Free thinking was never really appreciated in out little tunnel. Well, actually, that statement is unfair. Free thinking as it pertained to the solutions of problems was actively encouraged. Free thinking of a disruptive kind, of a kind that would lead to people downing tools and dreaming of a better tomorrow, was often received with a beating and some forced time alone.
Rachel was the receiver of many beatings, many official, some not so much. She also spent years alone, only visited by people who tried to help her see the mad blanket she was wrapping herself in. After many years she was deemed cured and let back into the tunnel. I saw her once after release and I remember so vividly looking into her big green eyes. I expected them to be empty of hope, her passion fire all but doused. What I saw instead was a woman convinced, eyes burning with her won righteous fury. I remember telling my parents and being perplexed when all they did was nod in agreement.
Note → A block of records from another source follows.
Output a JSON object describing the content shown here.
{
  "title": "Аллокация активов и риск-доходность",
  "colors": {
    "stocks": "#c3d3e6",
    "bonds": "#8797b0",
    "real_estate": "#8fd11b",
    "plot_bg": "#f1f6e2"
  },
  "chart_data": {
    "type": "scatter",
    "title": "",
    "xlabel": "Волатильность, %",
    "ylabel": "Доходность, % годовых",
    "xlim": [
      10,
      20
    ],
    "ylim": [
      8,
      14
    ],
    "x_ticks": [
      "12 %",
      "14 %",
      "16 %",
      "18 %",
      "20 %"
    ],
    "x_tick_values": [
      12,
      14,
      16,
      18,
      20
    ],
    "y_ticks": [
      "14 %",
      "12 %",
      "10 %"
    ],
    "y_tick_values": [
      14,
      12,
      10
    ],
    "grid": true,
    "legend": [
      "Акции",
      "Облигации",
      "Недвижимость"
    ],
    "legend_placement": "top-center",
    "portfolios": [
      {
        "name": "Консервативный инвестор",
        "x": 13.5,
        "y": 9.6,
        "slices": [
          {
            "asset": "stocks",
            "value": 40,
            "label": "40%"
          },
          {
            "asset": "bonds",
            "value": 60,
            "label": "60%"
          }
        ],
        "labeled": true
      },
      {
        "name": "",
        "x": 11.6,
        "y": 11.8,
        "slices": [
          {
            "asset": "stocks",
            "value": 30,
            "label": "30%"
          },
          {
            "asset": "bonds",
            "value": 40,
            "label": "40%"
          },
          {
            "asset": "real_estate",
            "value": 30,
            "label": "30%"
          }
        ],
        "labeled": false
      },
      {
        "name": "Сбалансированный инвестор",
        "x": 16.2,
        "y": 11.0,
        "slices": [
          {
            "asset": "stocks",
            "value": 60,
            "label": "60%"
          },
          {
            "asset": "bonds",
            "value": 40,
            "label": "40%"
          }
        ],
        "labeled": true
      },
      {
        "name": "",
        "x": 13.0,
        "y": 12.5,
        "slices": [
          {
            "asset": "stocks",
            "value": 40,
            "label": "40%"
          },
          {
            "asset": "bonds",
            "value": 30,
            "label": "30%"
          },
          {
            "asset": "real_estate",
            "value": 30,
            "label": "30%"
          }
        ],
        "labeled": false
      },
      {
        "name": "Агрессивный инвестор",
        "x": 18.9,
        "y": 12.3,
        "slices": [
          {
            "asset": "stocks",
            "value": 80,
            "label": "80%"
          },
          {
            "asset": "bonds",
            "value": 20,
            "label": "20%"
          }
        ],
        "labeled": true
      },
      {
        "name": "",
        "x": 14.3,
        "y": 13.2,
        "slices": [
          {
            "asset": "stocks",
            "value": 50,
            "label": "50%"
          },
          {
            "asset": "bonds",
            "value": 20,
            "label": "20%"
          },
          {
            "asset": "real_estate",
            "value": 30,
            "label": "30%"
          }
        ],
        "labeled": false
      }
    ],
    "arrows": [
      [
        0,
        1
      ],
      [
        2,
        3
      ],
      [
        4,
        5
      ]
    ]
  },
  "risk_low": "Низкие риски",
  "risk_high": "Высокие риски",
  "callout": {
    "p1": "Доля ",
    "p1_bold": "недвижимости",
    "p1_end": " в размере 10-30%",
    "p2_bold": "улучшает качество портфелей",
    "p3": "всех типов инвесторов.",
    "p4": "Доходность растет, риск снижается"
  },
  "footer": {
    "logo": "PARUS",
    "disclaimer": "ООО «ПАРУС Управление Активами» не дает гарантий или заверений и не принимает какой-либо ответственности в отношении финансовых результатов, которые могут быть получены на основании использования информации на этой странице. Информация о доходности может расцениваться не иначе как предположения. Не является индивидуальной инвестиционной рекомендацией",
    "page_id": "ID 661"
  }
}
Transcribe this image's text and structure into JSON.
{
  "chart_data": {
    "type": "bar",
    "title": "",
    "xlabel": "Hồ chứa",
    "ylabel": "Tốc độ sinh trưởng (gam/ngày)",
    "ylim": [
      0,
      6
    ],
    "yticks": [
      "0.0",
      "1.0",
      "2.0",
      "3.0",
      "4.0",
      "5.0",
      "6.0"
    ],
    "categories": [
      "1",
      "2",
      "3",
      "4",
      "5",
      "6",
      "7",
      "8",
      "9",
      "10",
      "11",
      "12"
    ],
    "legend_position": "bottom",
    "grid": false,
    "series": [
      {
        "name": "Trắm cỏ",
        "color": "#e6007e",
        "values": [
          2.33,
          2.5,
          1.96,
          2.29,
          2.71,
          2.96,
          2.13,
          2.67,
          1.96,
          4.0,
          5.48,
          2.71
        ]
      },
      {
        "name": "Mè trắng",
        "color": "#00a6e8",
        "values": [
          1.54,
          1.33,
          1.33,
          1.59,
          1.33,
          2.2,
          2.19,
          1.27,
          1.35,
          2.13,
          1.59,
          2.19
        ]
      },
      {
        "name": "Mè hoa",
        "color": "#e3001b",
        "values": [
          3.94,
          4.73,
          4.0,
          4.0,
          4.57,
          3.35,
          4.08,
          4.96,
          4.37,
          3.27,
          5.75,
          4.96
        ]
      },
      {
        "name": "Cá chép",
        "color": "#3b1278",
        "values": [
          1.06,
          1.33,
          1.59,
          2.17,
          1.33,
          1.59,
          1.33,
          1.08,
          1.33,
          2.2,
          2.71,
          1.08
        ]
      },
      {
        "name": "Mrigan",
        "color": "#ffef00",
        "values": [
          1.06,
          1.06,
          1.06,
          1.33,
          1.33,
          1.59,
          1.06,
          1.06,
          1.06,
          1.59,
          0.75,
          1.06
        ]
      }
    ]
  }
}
It was only a few days after her being set free that she made her escape. I remember during the fallout people saying she could not have done it alone, and I remember only too well the accusing fingers being pointed towards me accompanied by sharp tongues. Given time I feel sure I would have received a beat down for helping her, even though I never did.
Time it turned out was something we did not have. The Scrappers found her, but they did not kill her. Instead they turned her into one of them, and she brought them back and into the tunnels.
Panic filled the tunnels, fuelled by the smell of blood and the screams of the dying. Connecting tunnels were collapsed in a bid to save a few at the cost of a lot. It was a horrible time to be alive and too young to be in control. I remember seeing my own father collapse a wall onto friends I had known my entire life, all in a bid to save his own skin, and mine and my mothers. I remember how badly that one action sat with me at the time, and yet I believe that me now would do the exact same thing.
Still, the tunnels were compromised. Food was in short supply, the electric feed was down and the heating system was being systematically destroyed. My father would often ponder at the actions of the Scrappers, always fascinated by how they turned Rachel into one. At the time I could not care less, but now that is another obsession I share with my father.
But I digress, and I find the act of living now pulling my attention away from the page. I set out to introduce myself and realise now I have not even stated my name. My name is Tom, and I live alone in a bunker.